Health
Ruparelia Foundation Invested UGX 1.7 Billion in Bukedea Eye Camp to Confront Uganda’s Silent Blindness Crisis
By Gad Masereka
Uganda is confronting a public health emergency in plain sight. An estimated 2.5 million Ugandans live with moderate to severe visual impairment. More than 150,000 are completely blind. The majority of these cases involve conditions that are preventable or treatable, yet the resources to address them have rarely reached the communities that need them most.
It is against this backdrop that the Ruparelia Foundation, with support from a coalition of corporate and institutional partners, committed UGX 1.7 billion to the Rajiv Ruparelia Memorial Eye Camp in Bukedea District, held from March 27 to 29 at Bukedea Teaching Hospital. The Foundation’s Board of Trustees described the investment as both a deliberate response to a national health challenge and a personal tribute to the late Rajiv Ruparelia, son of businessman Sudhir Ruparelia, whose belief in community service shaped the camp’s mission.

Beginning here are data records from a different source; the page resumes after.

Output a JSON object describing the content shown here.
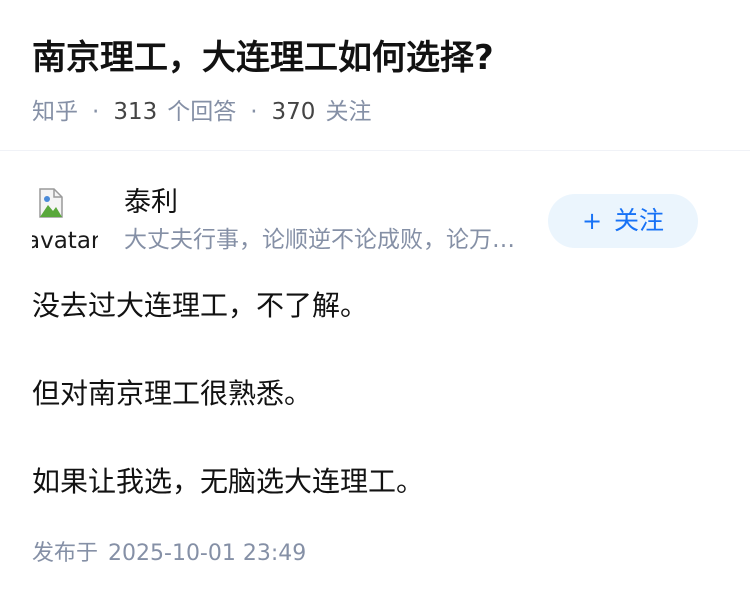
{
  "question": {
    "title": "南京理工，大连理工如何选择?",
    "site": "知乎",
    "answers_count": "313",
    "answers_label": "个回答",
    "followers_count": "370",
    "followers_label": "关注"
  },
  "author": {
    "avatar_alt": "avatar",
    "name": "泰利",
    "bio": "大丈夫行事，论顺逆不论成败，论万世不论一生。",
    "follow_label": "关注",
    "follow_icon": "plus-icon"
  },
  "answer": {
    "paragraphs": [
      "没去过大连理工，不了解。",
      "但对南京理工很熟悉。",
      "如果让我选，无脑选大连理工。"
    ],
    "published_label": "发布于",
    "published_time": "2025-10-01 23:49"
  },
  "colors": {
    "accent": "#1772f6",
    "follow_bg": "#ebf5fd",
    "meta_gray": "#8590a6"
  }
}
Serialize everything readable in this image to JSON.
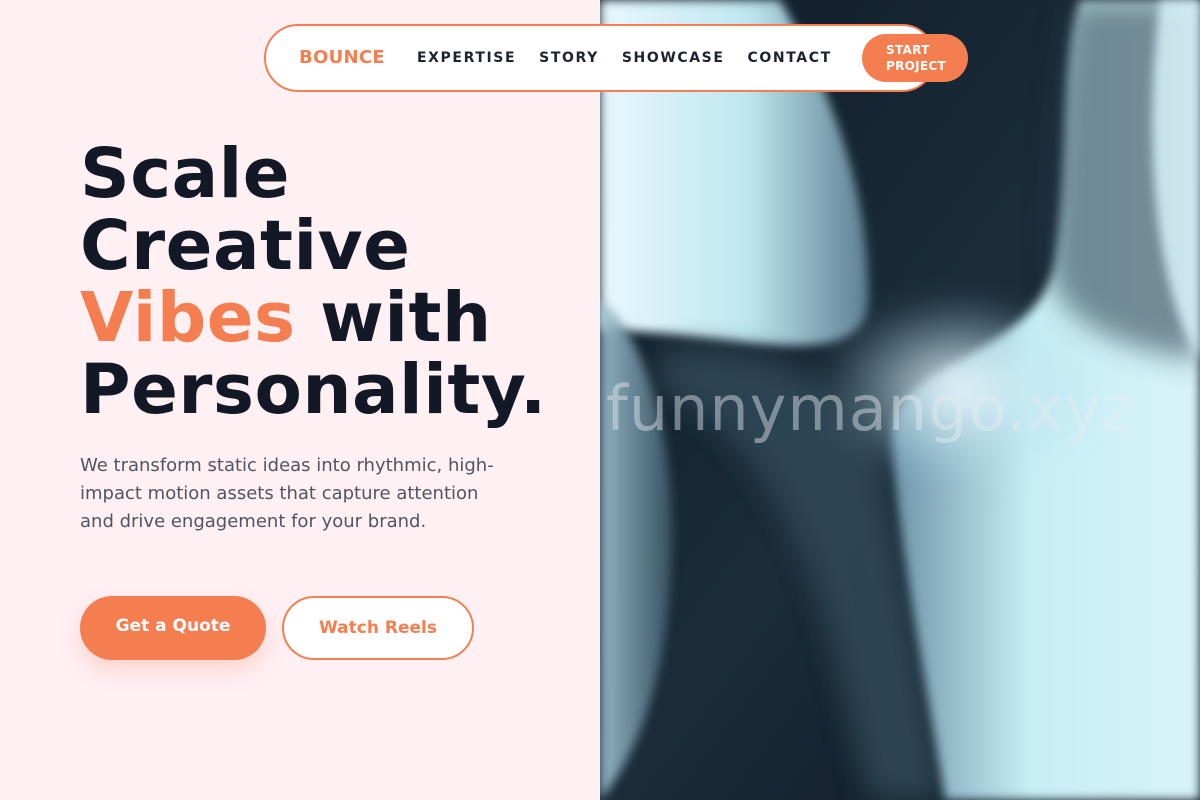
{
  "nav": {
    "brand": "BOUNCE",
    "links": [
      "EXPERTISE",
      "STORY",
      "SHOWCASE",
      "CONTACT"
    ],
    "cta_line1": "START",
    "cta_line2": "PROJECT"
  },
  "hero": {
    "title_line1": "Scale",
    "title_line2": "Creative",
    "title_accent": "Vibes",
    "title_line3_rest": " with",
    "title_line4": "Personality.",
    "description": "We transform static ideas into rhythmic, high-impact motion assets that capture attention and drive engagement for your brand.",
    "primary_button": "Get a Quote",
    "secondary_button": "Watch Reels"
  },
  "image": {
    "watermark_text": "funnymango.xyz"
  },
  "colors": {
    "accent": "#f47e50",
    "heading": "#121826",
    "body_text": "#4f5563",
    "left_background": "#fff0f4"
  }
}
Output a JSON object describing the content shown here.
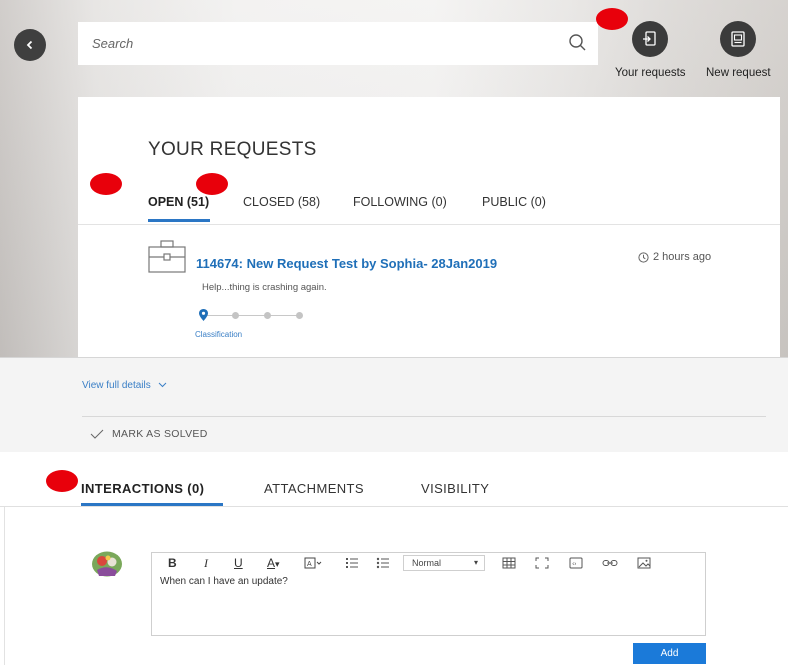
{
  "search": {
    "placeholder": "Search"
  },
  "header_actions": [
    {
      "label": "Your requests",
      "icon": "requests-icon"
    },
    {
      "label": "New request",
      "icon": "new-request-icon"
    }
  ],
  "page_title": "YOUR REQUESTS",
  "request_tabs": [
    {
      "label": "OPEN (51)",
      "active": true
    },
    {
      "label": "CLOSED (58)",
      "active": false
    },
    {
      "label": "FOLLOWING (0)",
      "active": false
    },
    {
      "label": "PUBLIC (0)",
      "active": false
    }
  ],
  "request": {
    "title": "114674: New Request Test by Sophia- 28Jan2019",
    "time": "2 hours ago",
    "description": "Help...thing is crashing again.",
    "progress": {
      "current_step": 1,
      "total_steps": 4,
      "current_label": "Classification"
    }
  },
  "details": {
    "view_full_details": "View full details",
    "mark_as_solved": "MARK AS SOLVED"
  },
  "detail_tabs": [
    {
      "label": "INTERACTIONS (0)",
      "active": true
    },
    {
      "label": "ATTACHMENTS",
      "active": false
    },
    {
      "label": "VISIBILITY",
      "active": false
    }
  ],
  "editor": {
    "toolbar": {
      "bold": "B",
      "italic": "I",
      "underline": "U",
      "font_color": "A",
      "format_select": "Normal"
    },
    "text": "When can I have an update?"
  },
  "add_button": "Add",
  "colors": {
    "accent": "#2b76c5",
    "link": "#1f6fb8",
    "button": "#1b7ad9",
    "marker": "#e8000b"
  }
}
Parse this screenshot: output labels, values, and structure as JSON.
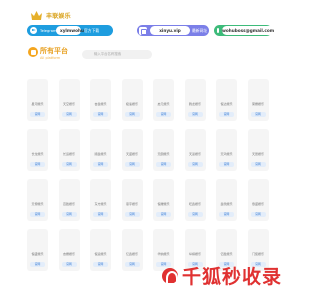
{
  "header": {
    "logo_text": "丰联娱乐",
    "telegram": {
      "label": "Telegram:",
      "value": "xylmwohu",
      "button": "官方下载"
    },
    "url": {
      "value": "xinyu.vip",
      "button": "最新网址"
    },
    "email": {
      "value": "wohuboss@gmail.com"
    }
  },
  "section": {
    "title": "所有平台",
    "subtitle": "All platform",
    "search_placeholder": "输入平台名称搜索"
  },
  "platforms": [
    {
      "name": "星河娱乐",
      "action": "官网"
    },
    {
      "name": "天空娱乐",
      "action": "官网"
    },
    {
      "name": "杏鑫娱乐",
      "action": "官网"
    },
    {
      "name": "极速娱乐",
      "action": "官网"
    },
    {
      "name": "启元娱乐",
      "action": "官网"
    },
    {
      "name": "腾龙娱乐",
      "action": "官网"
    },
    {
      "name": "恒达娱乐",
      "action": "官网"
    },
    {
      "name": "荣耀娱乐",
      "action": "官网"
    },
    {
      "name": "长龙娱乐",
      "action": "官网"
    },
    {
      "name": "长运娱乐",
      "action": "官网"
    },
    {
      "name": "顺鑫娱乐",
      "action": "官网"
    },
    {
      "name": "天盛娱乐",
      "action": "官网"
    },
    {
      "name": "天朗娱乐",
      "action": "官网"
    },
    {
      "name": "天蓝娱乐",
      "action": "官网"
    },
    {
      "name": "天鸿娱乐",
      "action": "官网"
    },
    {
      "name": "天辰娱乐",
      "action": "官网"
    },
    {
      "name": "天博娱乐",
      "action": "官网"
    },
    {
      "name": "百胜娱乐",
      "action": "官网"
    },
    {
      "name": "东方娱乐",
      "action": "官网"
    },
    {
      "name": "恩宇娱乐",
      "action": "官网"
    },
    {
      "name": "恒耀娱乐",
      "action": "官网"
    },
    {
      "name": "旺鑫娱乐",
      "action": "官网"
    },
    {
      "name": "鑫鼎娱乐",
      "action": "官网"
    },
    {
      "name": "鼎盛娱乐",
      "action": "官网"
    },
    {
      "name": "恒盛娱乐",
      "action": "官网"
    },
    {
      "name": "杏耀娱乐",
      "action": "官网"
    },
    {
      "name": "恒运娱乐",
      "action": "官网"
    },
    {
      "name": "亿鑫娱乐",
      "action": "官网"
    },
    {
      "name": "华纳娱乐",
      "action": "官网"
    },
    {
      "name": "纵横娱乐",
      "action": "官网"
    },
    {
      "name": "亿胜娱乐",
      "action": "官网"
    },
    {
      "name": "门徒娱乐",
      "action": "官网"
    }
  ],
  "watermark": {
    "text": "千狐秒收录",
    "accent_color": "#e03131"
  }
}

Cataracts alone account for over 57 percent of blindness cases in Uganda, and many of those affected live in rural areas where surgical care is inaccessible without long and costly journeys to urban centres. The Bukedea camp addressed this directly by establishing surgical theatres and treatment services on-site, allowing patients to receive cataract surgeries, screenings, eyeglasses and medication without leaving their communities.
Organisers projected that the three-day outreach would screen at least 2,000 patients, conduct approximately 300 surgeries including 50 specialised procedures for children, and distribute more than 800 pairs of glasses. Medical teams from Mulago National Referral Hospital and C-Care led the clinical operations, supported by volunteers and supplies contributed by partners including Joban Group, Royal Pharma, SINO-Uganda Mbale Industrial Park, Pepsi, Rotary Clubs of Nsangi and Mbale, Victoria University, and several other private sector institutions.
Speaker of Parliament Anita Among, whose own connection to Bukedea gave the camp particular political and community resonance, pledged UGX 50 million at the launch event held at Kabira Country Club on March 10. Her contribution was among the highest-profile expressions of support for an initiative that had already attracted wide attention.
The Foundation’s trustees framed the investment in terms that went beyond healthcare statistics. Children who cannot see clearly cannot learn effectively. Parents whose vision has deteriorated lose their livelihoods. Elderly citizens retreat into isolation when preventable blindness goes untreated. The Bukedea Eye Camp was designed to interrupt all three of those trajectories, and in doing so, to carry forward the values that defined Rajiv Ruparelia’s short but purposeful life.